DSL, a digital technology, uses standard phone lines but requires the phone company to install special hardware in your house.

"DSL technologies, on the whole, are about a year and change old. Cable modem technologies are 6 or 7 years old at least," said Harry Fenik, director of analysis at Zona Research Inc. "While ADSL is not the second coming -- and frankly, neither is CDSL -- it provides a taste of what can be done with existing infrastructure."

He said that once the telcos put their mind to it, the rollout of this technology can be "swift and deep in penetration."

Will cable hang on? So are the cable-modem companies -- including RoadRunner and market leader @Home -- squandering an early lead?

Not quite, say many analysts, arguing the telcos have yet to demonstrate they can effectively get users to buy next-generation technology.

"The keywords we're hearing from the RBOC community is that they're going to be rolling it out," said analyst Lisa Pelgrim with Dataquest. "Cable already has significant rollout."

And what's more, with the limited geographic reach of both technologies, it could be some time before anyone has to choose between them: "If you have a choice of one option in the next three years, you'll be pretty lucky," Pelgrim said. "If you have a choice of two, buy a lottery ticket."

DSL will deliver Some believe that in the long run, DSL will be able to deliver the necessary bandwidth and persistent connection with a minimum of infrastructure upgrades. And what's more, a single DSL connection can serve every telephone line in the house, opening up the prospect of an in-home computer network.

"The prospect of instantly creating an environment where the whole house becomes Net-enabled is an extremely attractive one," said analyst Fenik.
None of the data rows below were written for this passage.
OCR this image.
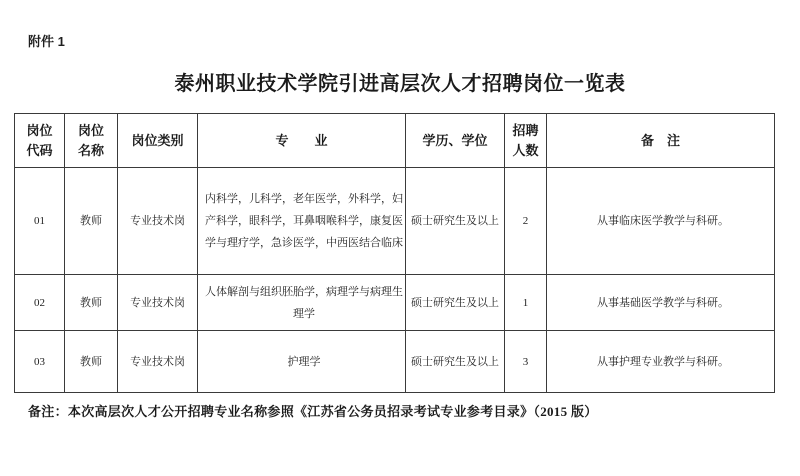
附件 1
泰州职业技术学院引进高层次人才招聘岗位一览表
岗位代码	岗位名称	岗位类别	专　　业	学历、学位	招聘人数	备　注
01	教师	专业技术岗	内科学，儿科学，老年医学，外科学，妇产科学，眼科学，耳鼻咽喉科学，康复医学与理疗学，急诊医学，中西医结合临床	硕士研究生及以上	2	从事临床医学教学与科研。
02	教师	专业技术岗	人体解剖与组织胚胎学，病理学与病理生理学	硕士研究生及以上	1	从事基础医学教学与科研。
03	教师	专业技术岗	护理学	硕士研究生及以上	3	从事护理专业教学与科研。
备注：本次高层次人才公开招聘专业名称参照《江苏省公务员招录考试专业参考目录》（2015 版）
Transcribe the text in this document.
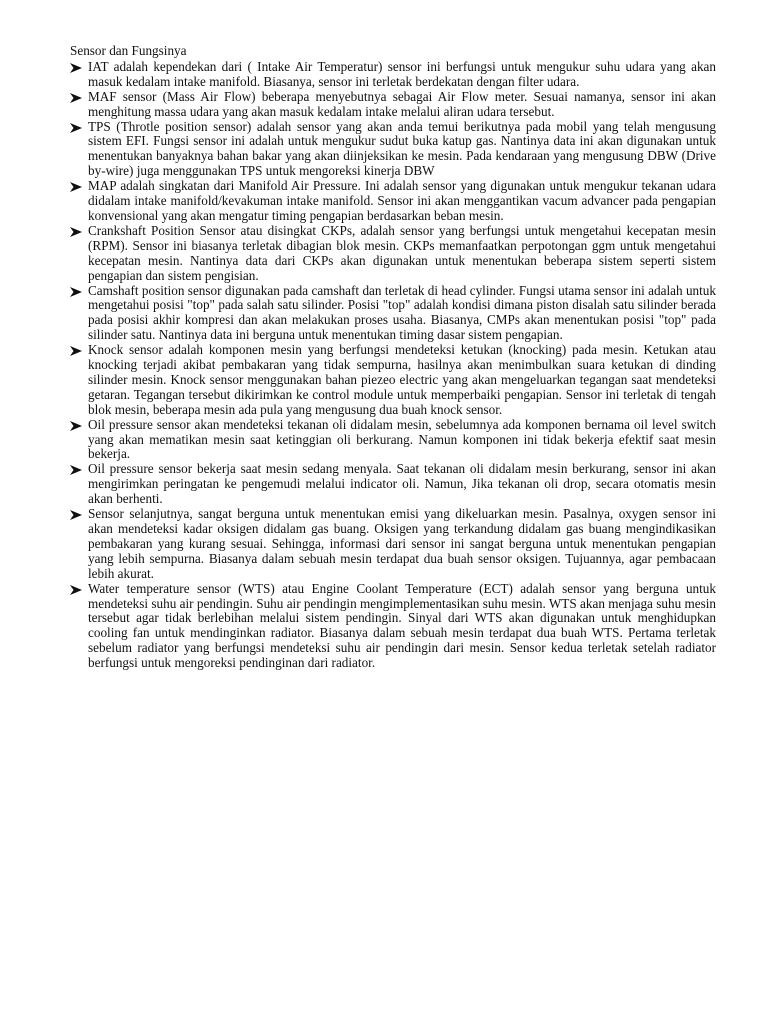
Sensor dan Fungsinya
IAT adalah kependekan dari ( Intake Air Temperatur) sensor ini berfungsi untuk mengukur suhu udara yang akan masuk kedalam intake manifold. Biasanya, sensor ini terletak berdekatan dengan filter udara.
MAF sensor (Mass Air Flow) beberapa menyebutnya sebagai Air Flow meter. Sesuai namanya, sensor ini akan menghitung massa udara yang akan masuk kedalam intake melalui aliran udara tersebut.
TPS (Throtle position sensor) adalah sensor yang akan anda temui berikutnya pada mobil yang telah mengusung sistem EFI. Fungsi sensor ini adalah untuk mengukur sudut buka katup gas. Nantinya data ini akan digunakan untuk menentukan banyaknya bahan bakar yang akan diinjeksikan ke mesin. Pada kendaraan yang mengusung DBW (Drive by-wire) juga menggunakan TPS untuk mengoreksi kinerja DBW
MAP adalah singkatan dari Manifold Air Pressure. Ini adalah sensor yang digunakan untuk mengukur tekanan udara didalam intake manifold/kevakuman intake manifold. Sensor ini akan menggantikan vacum advancer pada pengapian konvensional yang akan mengatur timing pengapian berdasarkan beban mesin.
Crankshaft Position Sensor atau disingkat CKPs, adalah sensor yang berfungsi untuk mengetahui kecepatan mesin (RPM). Sensor ini biasanya terletak dibagian blok mesin. CKPs memanfaatkan perpotongan ggm untuk mengetahui kecepatan mesin. Nantinya data dari CKPs akan digunakan untuk menentukan beberapa sistem seperti sistem pengapian dan sistem pengisian.
Camshaft position sensor digunakan pada camshaft dan terletak di head cylinder. Fungsi utama sensor ini adalah untuk mengetahui posisi "top" pada salah satu silinder. Posisi "top" adalah kondisi dimana piston disalah satu silinder berada pada posisi akhir kompresi dan akan melakukan proses usaha. Biasanya, CMPs akan menentukan posisi "top" pada silinder satu. Nantinya data ini berguna untuk menentukan timing dasar sistem pengapian.
Knock sensor adalah komponen mesin yang berfungsi mendeteksi ketukan (knocking) pada mesin. Ketukan atau knocking terjadi akibat pembakaran yang tidak sempurna, hasilnya akan menimbulkan suara ketukan di dinding silinder mesin. Knock sensor menggunakan bahan piezeo electric yang akan mengeluarkan tegangan saat mendeteksi getaran. Tegangan tersebut dikirimkan ke control module untuk memperbaiki pengapian. Sensor ini terletak di tengah blok mesin, beberapa mesin ada pula yang mengusung dua buah knock sensor.
Oil pressure sensor akan mendeteksi tekanan oli didalam mesin, sebelumnya ada komponen bernama oil level switch yang akan mematikan mesin saat ketinggian oli berkurang. Namun komponen ini tidak bekerja efektif saat mesin bekerja.
Oil pressure sensor bekerja saat mesin sedang menyala. Saat tekanan oli didalam mesin berkurang, sensor ini akan mengirimkan peringatan ke pengemudi melalui indicator oli. Namun, Jika tekanan oli drop, secara otomatis mesin akan berhenti.
Sensor selanjutnya, sangat berguna untuk menentukan emisi yang dikeluarkan mesin. Pasalnya, oxygen sensor ini akan mendeteksi kadar oksigen didalam gas buang. Oksigen yang terkandung didalam gas buang mengindikasikan pembakaran yang kurang sesuai. Sehingga, informasi dari sensor ini sangat berguna untuk menentukan pengapian yang lebih sempurna. Biasanya dalam sebuah mesin terdapat dua buah sensor oksigen. Tujuannya, agar pembacaan lebih akurat.
Water temperature sensor (WTS) atau Engine Coolant Temperature (ECT) adalah sensor yang berguna untuk mendeteksi suhu air pendingin. Suhu air pendingin mengimplementasikan suhu mesin. WTS akan menjaga suhu mesin tersebut agar tidak berlebihan melalui sistem pendingin. Sinyal dari WTS akan digunakan untuk menghidupkan cooling fan untuk mendinginkan radiator. Biasanya dalam sebuah mesin terdapat dua buah WTS. Pertama terletak sebelum radiator yang berfungsi mendeteksi suhu air pendingin dari mesin. Sensor kedua terletak setelah radiator berfungsi untuk mengoreksi pendinginan dari radiator.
The bottom line, says Giga's Enderle, is that neither the telcos nor the cable companies are doing everything they can to roll out their technology quickly.
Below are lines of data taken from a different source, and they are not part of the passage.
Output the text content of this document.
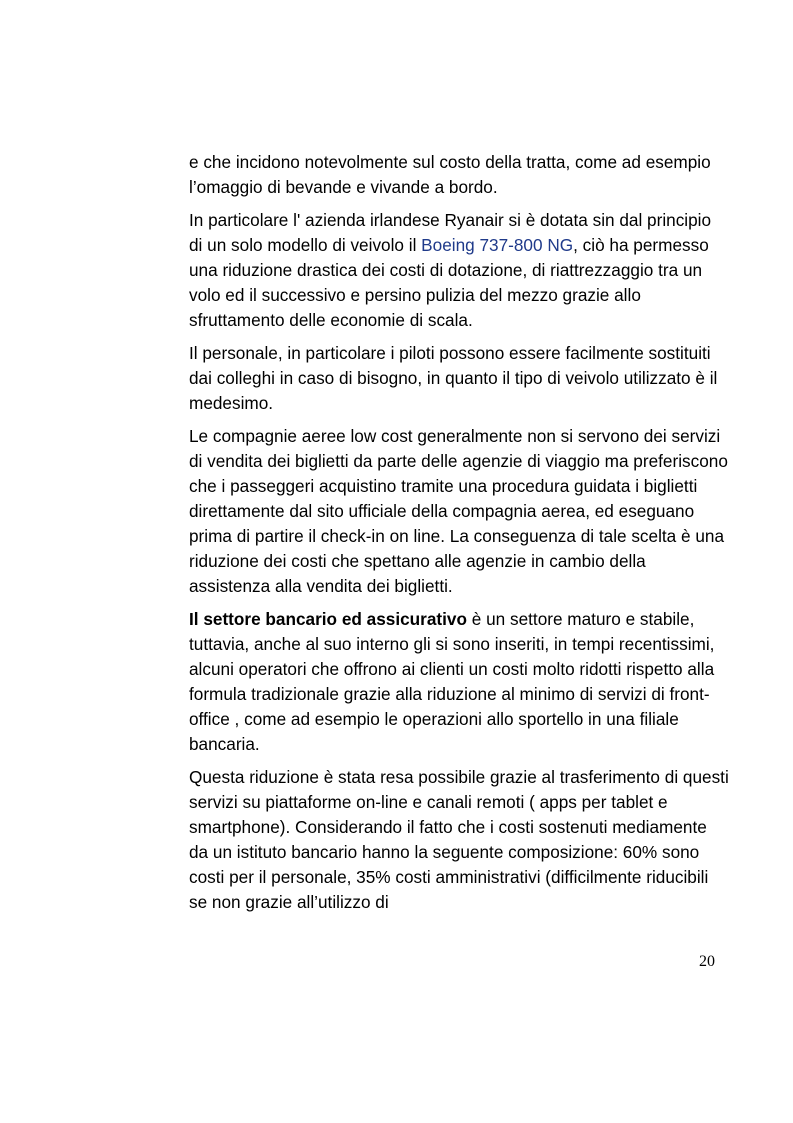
e che incidono notevolmente sul costo della tratta, come ad esempio l’omaggio di bevande e vivande a bordo.

In particolare l' azienda irlandese Ryanair si è dotata sin dal principio di un solo modello di veivolo il Boeing 737-800 NG, ciò ha permesso una riduzione drastica dei costi di dotazione, di riattrezzaggio tra un volo ed il successivo e persino pulizia del mezzo grazie allo sfruttamento delle economie di scala.

Il personale, in particolare i piloti possono essere facilmente sostituiti dai colleghi in caso di bisogno, in quanto il tipo di veivolo utilizzato è il medesimo.

Le compagnie aeree low cost generalmente non si servono dei servizi di vendita dei biglietti da parte delle agenzie di viaggio ma preferiscono che i passeggeri acquistino tramite una procedura guidata i biglietti direttamente dal sito ufficiale della compagnia aerea, ed eseguano prima di partire il check-in on line. La conseguenza di tale scelta è una riduzione dei costi che spettano alle agenzie in cambio della assistenza alla vendita dei biglietti.

Il settore bancario ed assicurativo è un settore maturo e stabile, tuttavia, anche al suo interno gli si sono inseriti, in tempi recentissimi, alcuni operatori che offrono ai clienti un costi molto ridotti rispetto alla formula tradizionale grazie alla riduzione al minimo di servizi di front-office , come ad esempio le operazioni allo sportello in una filiale bancaria.

Questa riduzione è stata resa possibile grazie al trasferimento di questi servizi su piattaforme on-line e canali remoti ( apps per tablet e smartphone). Considerando il fatto che i costi sostenuti mediamente da un istituto bancario hanno la seguente composizione: 60% sono costi per il personale, 35% costi amministrativi (difficilmente riducibili se non grazie all’utilizzo di

20
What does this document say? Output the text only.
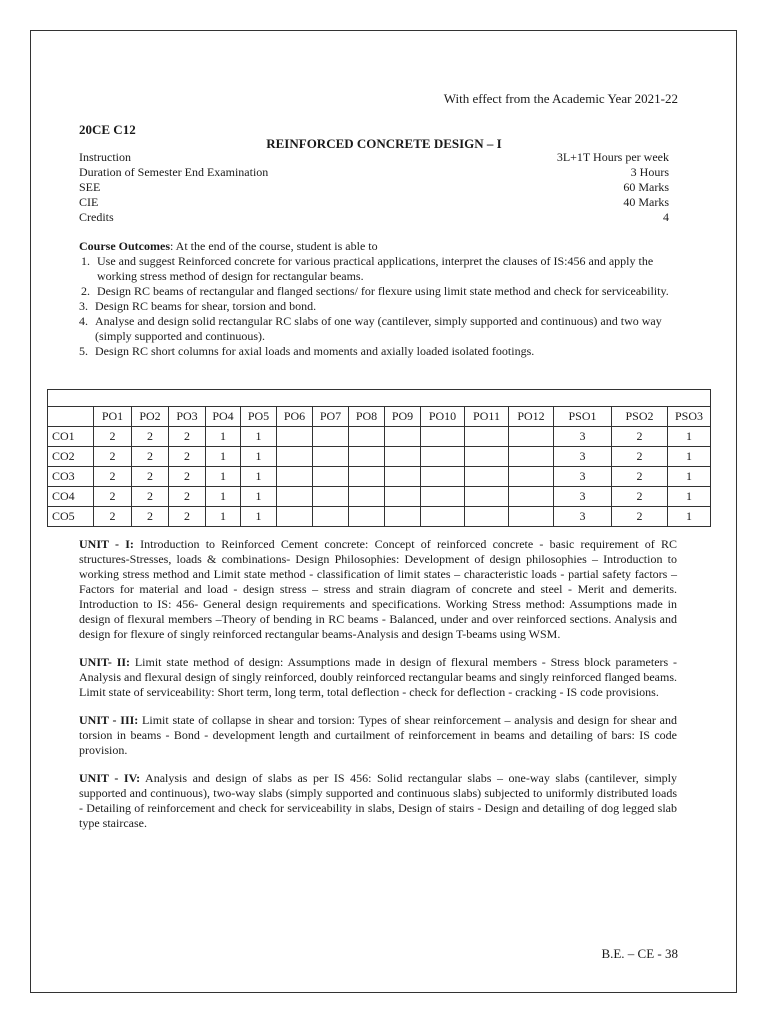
With effect from the Academic Year 2021-22
20CE C12
REINFORCED CONCRETE DESIGN – I
Instruction	3L+1T Hours per week
Duration of Semester End Examination	3 Hours
SEE	60 Marks
CIE	40 Marks
Credits	4
Course Outcomes: At the end of the course, student is able to
1. Use and suggest Reinforced concrete for various practical applications, interpret the clauses of IS:456 and apply the working stress method of design for rectangular beams.
2. Design RC beams of rectangular and flanged sections/ for flexure using limit state method and check for serviceability.
3. Design RC beams for shear, torsion and bond.
4. Analyse and design solid rectangular RC slabs of one way (cantilever, simply supported and continuous) and two way (simply supported and continuous).
5. Design RC short columns for axial loads and moments and axially loaded isolated footings.

	PO1	PO2	PO3	PO4	PO5	PO6	PO7	PO8	PO9	PO10	PO11	PO12	PSO1	PSO2	PSO3
CO1	2	2	2	1	1								3	2	1
CO2	2	2	2	1	1								3	2	1
CO3	2	2	2	1	1								3	2	1
CO4	2	2	2	1	1								3	2	1
CO5	2	2	2	1	1								3	2	1

UNIT - I: Introduction to Reinforced Cement concrete: Concept of reinforced concrete - basic requirement of RC structures-Stresses, loads & combinations- Design Philosophies: Development of design philosophies – Introduction to working stress method and Limit state method - classification of limit states – characteristic loads - partial safety factors – Factors for material and load - design stress – stress and strain diagram of concrete and steel - Merit and demerits. Introduction to IS: 456- General design requirements and specifications. Working Stress method: Assumptions made in design of flexural members –Theory of bending in RC beams - Balanced, under and over reinforced sections. Analysis and design for flexure of singly reinforced rectangular beams-Analysis and design T-beams using WSM.

UNIT- II: Limit state method of design: Assumptions made in design of flexural members - Stress block parameters - Analysis and flexural design of singly reinforced, doubly reinforced rectangular beams and singly reinforced flanged beams. Limit state of serviceability: Short term, long term, total deflection - check for deflection - cracking - IS code provisions.

UNIT - III: Limit state of collapse in shear and torsion: Types of shear reinforcement – analysis and design for shear and torsion in beams - Bond - development length and curtailment of reinforcement in beams and detailing of bars: IS code provision.

UNIT - IV: Analysis and design of slabs as per IS 456: Solid rectangular slabs – one-way slabs (cantilever, simply supported and continuous), two-way slabs (simply supported and continuous slabs) subjected to uniformly distributed loads - Detailing of reinforcement and check for serviceability in slabs, Design of stairs - Design and detailing of dog legged slab type staircase.

B.E. – CE - 38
The reason? It would mean replacing a lot of the infrastructure they've invested in over the years, which is, after all, still fine for carrying telephone or cable-TV signals.

Outer-space access? And then there's the potential of satellite-based Net access looming overhead like the sword of Damocles.

"There's the increasing possibility that after they finish (upgrading), this will all become obsolete from the next-generation satellite technology, and people will be uplinking through satellites instead of using wiring at all. ... Wireless could take both (DSL and cable modems) out."